From August his responsibilities will be taken over by Tracy Clarke, who last July was made regional CEO for Europe and the Americas, Holmes said by telephone. Holmes will spend more time on his philanthropic work and consider non-executive boardroom positions, he said.
Since taking over from Peter Sands in June, CEO Winters, 54, has replaced several executives and is cutting 15,000 jobs worldwide to help save $2.9 billion. Winters increased his oversight by appointing a 13-member management team reporting directly to him and reduced the number of regional heads to four, including China and North Asia, South Asia, and Africa and the Middle East.
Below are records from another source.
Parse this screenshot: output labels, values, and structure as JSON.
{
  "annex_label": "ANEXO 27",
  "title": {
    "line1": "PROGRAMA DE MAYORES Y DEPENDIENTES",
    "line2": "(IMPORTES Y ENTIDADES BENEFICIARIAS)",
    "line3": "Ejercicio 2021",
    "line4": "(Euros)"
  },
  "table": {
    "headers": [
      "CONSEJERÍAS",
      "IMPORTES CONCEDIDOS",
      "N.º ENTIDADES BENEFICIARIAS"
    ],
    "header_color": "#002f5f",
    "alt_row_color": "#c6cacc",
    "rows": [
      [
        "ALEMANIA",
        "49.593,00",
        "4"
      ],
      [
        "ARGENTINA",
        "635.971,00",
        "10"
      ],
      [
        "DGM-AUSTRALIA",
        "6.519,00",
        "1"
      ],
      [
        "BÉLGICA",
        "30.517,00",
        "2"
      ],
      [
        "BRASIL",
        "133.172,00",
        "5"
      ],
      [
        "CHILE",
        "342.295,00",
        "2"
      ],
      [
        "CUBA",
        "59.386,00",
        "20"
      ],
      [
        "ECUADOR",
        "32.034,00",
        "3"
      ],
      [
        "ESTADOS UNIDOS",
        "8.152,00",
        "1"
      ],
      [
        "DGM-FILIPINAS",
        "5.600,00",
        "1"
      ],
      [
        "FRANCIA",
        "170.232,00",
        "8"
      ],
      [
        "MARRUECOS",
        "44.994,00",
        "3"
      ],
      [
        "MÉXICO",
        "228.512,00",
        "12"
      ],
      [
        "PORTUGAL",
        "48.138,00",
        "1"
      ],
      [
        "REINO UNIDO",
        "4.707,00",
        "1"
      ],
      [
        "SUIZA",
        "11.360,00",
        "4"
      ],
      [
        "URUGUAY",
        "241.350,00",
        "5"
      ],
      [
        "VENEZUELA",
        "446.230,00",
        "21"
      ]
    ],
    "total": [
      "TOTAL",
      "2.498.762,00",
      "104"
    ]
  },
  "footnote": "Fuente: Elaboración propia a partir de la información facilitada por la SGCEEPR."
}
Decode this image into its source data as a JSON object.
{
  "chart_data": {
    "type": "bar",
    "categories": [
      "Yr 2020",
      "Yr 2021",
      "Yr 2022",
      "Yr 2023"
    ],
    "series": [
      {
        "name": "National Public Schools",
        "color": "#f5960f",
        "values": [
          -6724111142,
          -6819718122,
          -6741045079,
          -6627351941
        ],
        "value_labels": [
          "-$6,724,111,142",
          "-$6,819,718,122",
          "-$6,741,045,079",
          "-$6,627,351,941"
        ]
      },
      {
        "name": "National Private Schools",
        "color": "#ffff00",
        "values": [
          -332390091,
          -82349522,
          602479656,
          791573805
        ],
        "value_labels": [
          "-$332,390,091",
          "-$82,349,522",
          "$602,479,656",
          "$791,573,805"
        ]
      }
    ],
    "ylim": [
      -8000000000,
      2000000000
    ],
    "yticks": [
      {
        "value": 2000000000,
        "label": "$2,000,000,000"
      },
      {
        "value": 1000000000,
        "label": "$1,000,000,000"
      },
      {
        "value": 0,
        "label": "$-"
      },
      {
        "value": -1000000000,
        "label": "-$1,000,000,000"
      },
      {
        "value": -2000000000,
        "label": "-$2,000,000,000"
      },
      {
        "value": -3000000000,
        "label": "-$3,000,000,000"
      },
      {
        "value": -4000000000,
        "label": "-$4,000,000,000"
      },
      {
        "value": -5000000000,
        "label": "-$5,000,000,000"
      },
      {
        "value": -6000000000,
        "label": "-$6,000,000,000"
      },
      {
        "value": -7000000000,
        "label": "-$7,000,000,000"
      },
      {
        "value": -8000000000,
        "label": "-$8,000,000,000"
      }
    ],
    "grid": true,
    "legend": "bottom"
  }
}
Holmes said he’d been asked to stay on at the bank for the last year to help Winters during the management transition.
Holmes was previous head of American Express Co.’s banking arm in New York and studied economics at Cambridge University. He represented Standard Chartered on the boards of several industry lobbies, including the British Bankers’ Association and TheCityUK.
Standard Chartered generated $581 million in operating revenue in the Europe region in 2015, about 4 percent of the bank’s total, according to its annual report.
Clarke joined Standard Chartered in 1985 and has worked for the firm in the U.K. and Hong Kong. Clarke, who previously also oversaw compliance and human resources and is listed on the bank’s website in that role, gave up those responsibilities earlier this year, said Simon Kutner, a spokesman for the London-based company.
Winters was hired to turn around the Asia-focused bank, which has been hit by a surge in loan impairments and falling revenue as growth slows in emerging markets. The shares are trading at about half the value of the bank’s assets and have fallen about 8 percent this year.
(A previous version of this story corrected the description of Clarke’s role.)